Herein is the rub: reality, and presuppositions regarding man; ability to understand reality, or epistemological caste? That’s it in a nutshell folks. It’s the exact lie first perpetrated in the garden: Hey Eve, you really can’t understand God without a mediator. You need somebody who has special insight into the spiritual, “nay, has God really said…?”And the priesthood of believers versus spiritual caste was a major battlefront in the first century church and a major theme of the apostle John’s writings.
Right out of the gates of the garden came the declaration of the kingdom of darkness: spiritual caste enforced by government, and the ownership of truth by Plato’s philosopher kings. Philosopher, and king, and the divine right of kings. All of human history was saturated with wars over orthodoxy until 1776. The vast number of wars fought throughout human history have been religious civil wars, or more accurately, wars over orthodoxy.
The divine right of kings is responsible for chaos, not kings who protect a reasonable freedom of conscience. This was the crying out of small voices in the wilderness of a European culture drenched in blood.
In ancient times, spiritual caste was expressed in mythology. To see mythology as ancient superstition shrouded in ignorance would be an incorrect assessment. Mythology is merely stories (parables) created by philosopher kings so that the unenlightened masses can understand principles of society for purposes of social justice. For Plato, that was UNITY period. Whatever “truth” unified was the proof in the pudding; unity equals truth.
Mythology is no different than orthodoxy, and the various teachings thereof: creeds; confessions, and catechisms. Of course it is “subordinate truth.” Of course there is a “higher truth,” but the rub is that the common folks can’t really understand THE Truth…capital T. Hence, you follow the orthodoxy of your choice…presumably to heaven. Pick well, the choices are vast, and the various enlightened choices are better than yours because of the reality that you have accepted: orthodoxy.
The prime example of this in our evangelical day is the Redemptive Historical hermeneutic that dominates the institutional church. It is, Bible as story. Bible as “gospel narrative.” This is absolutely NOTHING more or less than mythology itself dressed in uppity European intellectualism.
Christ promised YOU that you would find truth if you seek it.

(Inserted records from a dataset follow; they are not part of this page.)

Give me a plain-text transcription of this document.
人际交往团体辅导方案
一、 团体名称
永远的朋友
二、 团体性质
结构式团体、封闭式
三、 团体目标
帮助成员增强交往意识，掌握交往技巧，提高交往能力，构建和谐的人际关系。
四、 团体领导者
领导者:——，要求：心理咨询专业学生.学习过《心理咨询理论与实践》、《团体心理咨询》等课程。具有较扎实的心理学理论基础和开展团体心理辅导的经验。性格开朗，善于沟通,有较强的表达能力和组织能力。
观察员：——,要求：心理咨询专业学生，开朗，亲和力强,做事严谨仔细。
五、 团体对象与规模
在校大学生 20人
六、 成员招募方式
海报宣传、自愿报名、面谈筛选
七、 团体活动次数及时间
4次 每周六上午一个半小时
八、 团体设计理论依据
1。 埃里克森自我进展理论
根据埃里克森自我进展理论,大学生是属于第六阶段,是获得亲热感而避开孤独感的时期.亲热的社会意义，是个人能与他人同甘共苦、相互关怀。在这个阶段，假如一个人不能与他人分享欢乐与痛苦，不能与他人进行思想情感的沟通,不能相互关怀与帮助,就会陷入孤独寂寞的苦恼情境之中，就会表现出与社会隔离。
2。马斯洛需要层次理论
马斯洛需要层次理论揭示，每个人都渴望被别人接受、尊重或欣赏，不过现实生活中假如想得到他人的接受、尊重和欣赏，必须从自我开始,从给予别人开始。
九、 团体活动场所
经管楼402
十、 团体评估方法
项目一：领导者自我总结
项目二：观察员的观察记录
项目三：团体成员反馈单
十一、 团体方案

This isn’t a seeking to find the right man to follow, this is between you and God Himself. And this issue goes way, way back in time. It was a major issue with Moses, and the apostle John, and it is a major issue in our day. Therefore, I close with these words from Moses:
The secret things belong to the Lord our God, but the things that are revealed belong to us and to our children forever, that we may do all the words of this law… For this commandment that I command you today is not too hard for you, neither is it far off. It is not in heaven, that you should say, ‘Who will ascend to heaven for us and bring it to us, that we may hear it and do it?’ Neither is it beyond the sea, that you should say, ‘Who will go over the sea for us and bring it to us, that we may hear it and do it?’ But the word is very near you. It is in your mouth and in your heart, so that you can do it.